This Recently Discovered 1,700-Year-Old Mouth Harp Can Still Hold a Tune

The mouth harp, found in Siberia’s Altai Republic, produces music when you strike or pluck it with a finger

A.P. Borodovskiy

Up in the mountains of Siberia’s Altai Republic, where the Huns once roamed, archaeologists have found five ancient harps, which were placed in the mouth and plucked to produce music. According to Anna Liesowska of the Siberian Times, when archaeologists tried to play one of the instruments, they found that it still worked.

Discovered at two different archaeological sites (Chultukov Log 9 and Cheremshanka), the relics date to about 1,700 years ago. At the time, the region was dominated by the Huns, who moved into Europe in approximately 370 A.D.

Three of the harps were unfinished, but the other two were complete. And one of the completed harps could still make music. "I myself played on the harp from Cheremshanka," Andrey Borodovsky, a professor at the Institute of Archaeology and Ethnography in the Siberian branch of the Russian Academy of Sciences, told Heather Brady of National Geographic.

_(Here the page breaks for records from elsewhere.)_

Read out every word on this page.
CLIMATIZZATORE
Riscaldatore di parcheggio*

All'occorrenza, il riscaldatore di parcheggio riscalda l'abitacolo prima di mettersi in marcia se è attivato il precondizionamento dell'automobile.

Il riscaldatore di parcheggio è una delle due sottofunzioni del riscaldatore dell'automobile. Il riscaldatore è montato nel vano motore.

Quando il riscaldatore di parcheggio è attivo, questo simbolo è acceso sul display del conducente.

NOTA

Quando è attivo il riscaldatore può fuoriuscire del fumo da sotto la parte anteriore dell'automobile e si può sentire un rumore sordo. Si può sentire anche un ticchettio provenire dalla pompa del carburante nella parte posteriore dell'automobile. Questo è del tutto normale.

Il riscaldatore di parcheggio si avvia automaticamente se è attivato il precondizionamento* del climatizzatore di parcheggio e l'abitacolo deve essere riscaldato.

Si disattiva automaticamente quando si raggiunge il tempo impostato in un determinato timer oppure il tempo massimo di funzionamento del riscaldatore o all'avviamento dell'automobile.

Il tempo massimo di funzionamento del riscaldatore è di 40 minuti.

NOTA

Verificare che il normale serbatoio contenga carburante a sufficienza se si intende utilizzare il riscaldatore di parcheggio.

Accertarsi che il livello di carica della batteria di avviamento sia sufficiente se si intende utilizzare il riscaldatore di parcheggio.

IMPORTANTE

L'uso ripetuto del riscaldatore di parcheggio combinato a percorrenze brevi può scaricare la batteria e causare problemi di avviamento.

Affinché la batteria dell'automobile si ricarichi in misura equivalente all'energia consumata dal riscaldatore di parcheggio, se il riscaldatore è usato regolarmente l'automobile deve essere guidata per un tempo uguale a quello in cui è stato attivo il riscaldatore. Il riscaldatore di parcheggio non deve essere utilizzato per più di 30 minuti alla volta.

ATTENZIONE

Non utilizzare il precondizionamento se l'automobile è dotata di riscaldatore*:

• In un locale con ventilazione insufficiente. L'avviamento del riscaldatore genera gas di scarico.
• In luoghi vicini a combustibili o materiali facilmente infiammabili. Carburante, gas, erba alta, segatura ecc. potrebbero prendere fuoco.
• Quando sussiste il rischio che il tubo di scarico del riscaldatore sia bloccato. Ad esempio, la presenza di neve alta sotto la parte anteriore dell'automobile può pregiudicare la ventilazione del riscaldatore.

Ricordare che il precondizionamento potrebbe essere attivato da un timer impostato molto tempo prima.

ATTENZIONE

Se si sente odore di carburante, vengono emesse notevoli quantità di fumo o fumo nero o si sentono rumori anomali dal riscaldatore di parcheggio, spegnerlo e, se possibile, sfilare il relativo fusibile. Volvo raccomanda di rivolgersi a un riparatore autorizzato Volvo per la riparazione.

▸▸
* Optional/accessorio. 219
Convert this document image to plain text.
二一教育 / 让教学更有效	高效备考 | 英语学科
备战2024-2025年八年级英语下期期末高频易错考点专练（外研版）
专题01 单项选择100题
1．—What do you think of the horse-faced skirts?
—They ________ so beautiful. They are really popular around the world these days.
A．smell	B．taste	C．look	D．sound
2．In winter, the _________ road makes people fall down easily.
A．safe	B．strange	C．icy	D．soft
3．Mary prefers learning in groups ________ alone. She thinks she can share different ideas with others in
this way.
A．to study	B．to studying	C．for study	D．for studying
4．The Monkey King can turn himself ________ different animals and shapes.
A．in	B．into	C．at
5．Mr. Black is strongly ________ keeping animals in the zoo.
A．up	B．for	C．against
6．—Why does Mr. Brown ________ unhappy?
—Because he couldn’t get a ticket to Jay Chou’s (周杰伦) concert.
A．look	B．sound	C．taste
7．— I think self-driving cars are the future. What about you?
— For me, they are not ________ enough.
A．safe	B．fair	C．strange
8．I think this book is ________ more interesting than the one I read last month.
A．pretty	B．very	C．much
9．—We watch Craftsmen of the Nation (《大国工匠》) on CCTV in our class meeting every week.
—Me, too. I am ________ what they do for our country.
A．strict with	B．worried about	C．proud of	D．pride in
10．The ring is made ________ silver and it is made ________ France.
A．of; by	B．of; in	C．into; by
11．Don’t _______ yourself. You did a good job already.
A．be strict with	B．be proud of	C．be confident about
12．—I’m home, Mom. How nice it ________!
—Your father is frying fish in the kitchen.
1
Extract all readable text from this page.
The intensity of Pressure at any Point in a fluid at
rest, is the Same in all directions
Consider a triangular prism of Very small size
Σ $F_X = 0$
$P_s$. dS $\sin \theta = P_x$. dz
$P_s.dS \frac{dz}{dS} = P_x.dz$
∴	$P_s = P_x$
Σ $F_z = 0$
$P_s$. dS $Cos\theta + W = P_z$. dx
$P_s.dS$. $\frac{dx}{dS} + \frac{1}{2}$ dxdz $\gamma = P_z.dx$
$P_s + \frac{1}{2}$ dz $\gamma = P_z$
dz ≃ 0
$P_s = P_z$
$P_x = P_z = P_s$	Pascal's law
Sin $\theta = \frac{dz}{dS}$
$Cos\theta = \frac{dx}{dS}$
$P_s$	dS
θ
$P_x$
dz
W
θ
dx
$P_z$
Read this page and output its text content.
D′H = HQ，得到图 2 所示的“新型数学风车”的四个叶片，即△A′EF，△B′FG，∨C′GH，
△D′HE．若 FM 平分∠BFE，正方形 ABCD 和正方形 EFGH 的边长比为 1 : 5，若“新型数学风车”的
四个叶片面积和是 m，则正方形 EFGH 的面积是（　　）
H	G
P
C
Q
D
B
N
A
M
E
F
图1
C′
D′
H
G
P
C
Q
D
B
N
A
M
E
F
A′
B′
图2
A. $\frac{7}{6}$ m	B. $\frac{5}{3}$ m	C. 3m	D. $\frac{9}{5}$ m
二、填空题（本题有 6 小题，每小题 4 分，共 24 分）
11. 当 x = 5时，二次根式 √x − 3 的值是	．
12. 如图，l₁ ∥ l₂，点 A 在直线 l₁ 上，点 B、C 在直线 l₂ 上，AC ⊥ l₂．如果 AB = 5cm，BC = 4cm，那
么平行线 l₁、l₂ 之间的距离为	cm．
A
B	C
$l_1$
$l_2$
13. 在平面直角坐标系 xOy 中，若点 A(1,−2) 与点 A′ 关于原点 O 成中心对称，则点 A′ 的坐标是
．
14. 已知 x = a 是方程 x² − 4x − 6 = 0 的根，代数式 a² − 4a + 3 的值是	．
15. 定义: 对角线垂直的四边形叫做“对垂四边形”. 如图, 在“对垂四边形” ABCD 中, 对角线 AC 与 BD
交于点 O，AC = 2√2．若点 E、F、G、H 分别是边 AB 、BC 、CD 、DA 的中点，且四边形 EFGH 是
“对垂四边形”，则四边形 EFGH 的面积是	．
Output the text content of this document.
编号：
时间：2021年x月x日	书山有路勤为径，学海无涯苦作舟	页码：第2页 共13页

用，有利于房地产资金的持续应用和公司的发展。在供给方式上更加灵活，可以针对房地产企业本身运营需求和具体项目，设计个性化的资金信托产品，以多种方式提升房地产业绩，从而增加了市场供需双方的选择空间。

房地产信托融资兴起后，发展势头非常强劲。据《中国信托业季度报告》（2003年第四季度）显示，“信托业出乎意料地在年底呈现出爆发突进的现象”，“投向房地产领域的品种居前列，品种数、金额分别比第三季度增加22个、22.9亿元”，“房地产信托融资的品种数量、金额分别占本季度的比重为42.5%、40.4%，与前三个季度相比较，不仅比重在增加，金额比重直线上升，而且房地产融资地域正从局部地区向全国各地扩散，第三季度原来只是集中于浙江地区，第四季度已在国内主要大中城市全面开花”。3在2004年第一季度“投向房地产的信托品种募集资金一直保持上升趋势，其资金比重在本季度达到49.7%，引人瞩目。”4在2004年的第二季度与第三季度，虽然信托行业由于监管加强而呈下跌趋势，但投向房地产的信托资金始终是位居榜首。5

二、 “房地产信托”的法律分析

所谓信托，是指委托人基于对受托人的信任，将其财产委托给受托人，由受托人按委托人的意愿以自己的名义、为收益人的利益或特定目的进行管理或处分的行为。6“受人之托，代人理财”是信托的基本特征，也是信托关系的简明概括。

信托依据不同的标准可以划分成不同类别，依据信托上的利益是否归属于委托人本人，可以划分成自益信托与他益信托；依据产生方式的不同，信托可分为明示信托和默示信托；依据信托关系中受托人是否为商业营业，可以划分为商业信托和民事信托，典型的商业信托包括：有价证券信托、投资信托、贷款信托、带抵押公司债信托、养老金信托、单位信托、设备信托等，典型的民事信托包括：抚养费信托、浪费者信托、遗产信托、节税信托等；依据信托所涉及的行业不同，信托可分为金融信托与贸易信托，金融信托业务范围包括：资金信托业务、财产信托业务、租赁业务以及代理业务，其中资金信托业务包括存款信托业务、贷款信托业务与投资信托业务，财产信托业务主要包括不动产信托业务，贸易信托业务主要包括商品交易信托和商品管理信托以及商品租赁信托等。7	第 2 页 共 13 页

The instruments appear to have been made by splintering the ribs of cows or horses, which distinguishes them from other ancient mouth harps found in the region. The people of Mongolia and the Russian republic of Tuva, for instance, made their harps from the horns of deer.

Music-making has been an important part of human culture for thousands of years—long before the Siberian harps were whittled by unknown craftsmen. Back in 2012, archaeologists working in southern Germany found flutes made from bird bone and mammoth ivory. The flutes were subsequently dated to around 42,000 years ago, making them the oldest-known musical instruments.